# Verkaufe mein SCOTT OCTANE FX1



## derkleinebär (17. April 2004)

Verkaufe mein Scott Octane FX 1 Cross-Country (sehr leicht). Es ist 3 Jahre alt und in einem guten Zustand. Besichtigung in München-Bogenhausen nach Vereinbarung möglich. Sende gerne Bilder auf Wunsch. Zum extrem günstigen Verkaufspreis von 650 EUR bei Abholung in München. Neupreis 1.700 EUR.

Hersteller: Firma Scott


Modell: Octane FX1; Cross Country


Größe:*L


Farbe: gelb


Zustand: guter Zustand


----------



## Lord Helmchen (17. April 2004)

1. gibt es dazu den Bike-Markt! Zu fidnen unter www.mtb-news.de/bikemarkt  
2. ohne bild nimmt dir das wohl keiner ab!

stells in den bike-markt, wenns einem gefällt schnappt ers sich schon!


----------



## MTB-News.de




----------



## Sahnie (17. April 2004)

Und nicht schummeln beim Alter des Bikes. STX sind wir nach dem Krieg gefahren.

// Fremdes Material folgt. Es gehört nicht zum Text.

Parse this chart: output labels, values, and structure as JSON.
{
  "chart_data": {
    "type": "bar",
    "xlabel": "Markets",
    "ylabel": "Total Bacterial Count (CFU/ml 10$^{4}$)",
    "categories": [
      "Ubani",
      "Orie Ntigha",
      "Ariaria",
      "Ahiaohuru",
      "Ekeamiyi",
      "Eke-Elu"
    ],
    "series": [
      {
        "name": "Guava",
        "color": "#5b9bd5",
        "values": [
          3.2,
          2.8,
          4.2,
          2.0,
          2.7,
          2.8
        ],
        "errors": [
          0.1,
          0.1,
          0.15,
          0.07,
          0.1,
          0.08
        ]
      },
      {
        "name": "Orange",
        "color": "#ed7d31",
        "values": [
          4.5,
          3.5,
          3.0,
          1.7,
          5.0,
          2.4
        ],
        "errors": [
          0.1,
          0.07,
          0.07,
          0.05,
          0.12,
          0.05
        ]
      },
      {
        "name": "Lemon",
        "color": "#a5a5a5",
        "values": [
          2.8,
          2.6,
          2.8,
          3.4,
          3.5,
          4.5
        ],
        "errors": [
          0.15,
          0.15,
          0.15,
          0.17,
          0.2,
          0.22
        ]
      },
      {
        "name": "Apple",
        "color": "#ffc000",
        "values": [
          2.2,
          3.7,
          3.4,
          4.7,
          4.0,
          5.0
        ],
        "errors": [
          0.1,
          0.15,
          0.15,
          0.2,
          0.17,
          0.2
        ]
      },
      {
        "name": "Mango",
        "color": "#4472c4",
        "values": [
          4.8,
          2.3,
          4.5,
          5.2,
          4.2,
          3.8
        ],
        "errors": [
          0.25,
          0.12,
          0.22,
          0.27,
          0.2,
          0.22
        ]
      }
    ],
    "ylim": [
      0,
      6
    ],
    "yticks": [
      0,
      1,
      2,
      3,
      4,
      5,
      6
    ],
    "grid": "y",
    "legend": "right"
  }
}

Und mal zur Problematik dass keiner in den Bikemarkt reinguckt. Bei den Preisen die dort verlangt werden kann man sich den Aufwand sparen mit der eigenen Rubrik. Ich habe gestern mal interessehalber alles durchgeforstet. Preise für altes Gelump das man mittlerweile für die Hälfte beim Händler neu bekommt.


----------



## ck270373 (1. Juni 2008)

Hallo,

ist das FX1 noch zu kaufen?

LG Christian


----------



## Deleted 76843 (1. Juni 2008)

hmhm


----------